← 2021 Paper 2
UPSC 2021 Maths Optional Paper 2 Q7b — Step-by-Step Solution
15 marks · Section B
Gauss-Seidel iteration · Numerical Analysis · asked 7× in 13 yrs · Read the full method →
Question
Solve 3x1+9x2−2x3=11, 4x1+2x2+13x3=24, 4x1−2x2+x3=−8 correct to 4 sig figs by Gauss-Seidel, after verifying applicability in transformed form.
Technique
Rearrange rows to achieve diagonal dominance; standard Gauss-Seidel iteration with new ordering; iterate until convergence.
Solution
Step 1 — Check diagonal dominance
For Gauss-Seidel convergence (sufficient condition): strict diagonal dominance, ∣aii∣>∑j=i∣aij∣ for each row.
Row 1: ∣3∣ vs 9+2=11. 3<11, fails.
Row 2: ∣2∣ vs 4+13=17. Fails.
Row 3: ∣1∣ vs 4+2=6. Fails.
Not diagonally dominant in given order. Need to rearrange.
Step 2 — Rearrange rows
Look for permutations making diagonal dominant:
- Choose row with large coeff of x1 for first equation. Coefficients of x1: 3, 4, 4. Take 4 (rows 2 or 3) — both candidates.
- Choose row with large coeff of x2 for second equation: coefficients 9, 2, -2. Take 9 (row 1).
- Choose row with large coeff of x3 for third equation: 13.
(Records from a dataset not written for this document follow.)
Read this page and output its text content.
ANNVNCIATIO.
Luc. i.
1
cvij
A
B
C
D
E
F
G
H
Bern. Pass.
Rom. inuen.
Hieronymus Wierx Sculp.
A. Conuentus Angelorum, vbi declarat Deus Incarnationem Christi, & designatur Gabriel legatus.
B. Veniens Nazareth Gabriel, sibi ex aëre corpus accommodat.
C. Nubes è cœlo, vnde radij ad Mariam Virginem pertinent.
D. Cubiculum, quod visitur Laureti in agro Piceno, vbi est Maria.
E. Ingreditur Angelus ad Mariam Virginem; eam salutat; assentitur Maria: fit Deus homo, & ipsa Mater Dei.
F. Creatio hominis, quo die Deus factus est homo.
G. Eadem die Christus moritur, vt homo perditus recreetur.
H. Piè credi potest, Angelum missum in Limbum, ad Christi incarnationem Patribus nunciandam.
Re-order: row 2 → first equation, row 1 → second, row 2 again? No, each row used once.
Try: equation 1 (uses row 2): 4x1+2x2+13x3=24 — coefficient 4 for x1, 13 for x3. Place this as the third equation (so x3 on diagonal).
Equation 1 (target x1): need large coefficient for x1. Row 3: 4x1−2x2+x3=−8. Coefficient 4 vs 2+1=3 — diagonally dominant for row 3.
Equation 2 (target x2): row 1: 3x1+9x2−2x3=11. Coefficient 9 vs 3+2=5 — dominant ✓.
Equation 3 (target x3): row 2: 4x1+2x2+13x3=24. Coefficient 13 vs 4+2=6 — dominant ✓.
Rearranged system:
4x1−2x2+x3=−8(→x1)
3x1+9x2−2x3=11(→x2)
4x1+2x2+13x3=24(→x3)
All three rows diagonally dominant ✓.
x1=(−8+2x2−x3)/4.
x2=(11−3x1+2x3)/9.
x3=(24−4x1−2x2)/13.
Step 4 — Iterate (initial guess x1=x2=x3=0)
Iter 1:
x1=(−8+0−0)/4=−2.
x2=(11−3(−2)+0)/9=(11+6)/9=17/9≈1.889.
x3=(24−4(−2)−2(1.889))/13=(24+8−3.778)/13=28.222/13≈2.171.
Iter 2:
x1=(−8+2(1.889)−2.171)/4=(−8+3.778−2.171)/4=−6.393/4≈−1.598.
x2=(11−3(−1.598)+2(2.171))/9=(11+4.795+4.343)/9=20.138/9≈2.238.
x3=(24−4(−1.598)−2(2.238))/13=(24+6.391−4.476)/13=25.915/13≈1.993.
Iter 3:
x1=(−8+2(2.238)−1.993)/4=(−8+4.476−1.993)/4=−5.517/4≈−1.379.
x2=(11−3(−1.379)+2(1.993))/9=(11+4.137+3.986)/9=19.124/9≈2.125.
x3=(24−4(−1.379)−2(2.125))/13=(24+5.517−4.25)/13=25.267/13≈1.944.
Iter 4:
x1=(−8+2(2.125)−1.944)/4=(−8+4.250−1.944)/4=−5.694/4≈−1.424.
x2=(11−3(−1.424)+2(1.944))/9=(11+4.271+3.887)/9=19.158/9≈2.129.
x3=(24−4(−1.424)−2(2.129))/13=(24+5.694−4.257)/13=25.437/13≈1.957.
Iter 5:
x1=(−8+2(2.129)−1.957)/4=(−8+4.257−1.957)/4=−5.700/4≈−1.425.
x2=(11−3(−1.425)+2(1.957))/9=(11+4.275+3.914)/9=19.189/9≈2.132.
x3=(24−4(−1.425)−2(2.132))/13=(24+5.700−4.263)/13=25.437/13≈1.957.
Iterates have stabilised.
Answer
x1≈−1.425,x2≈2.132,x3≈1.957 (to 4 sig figs).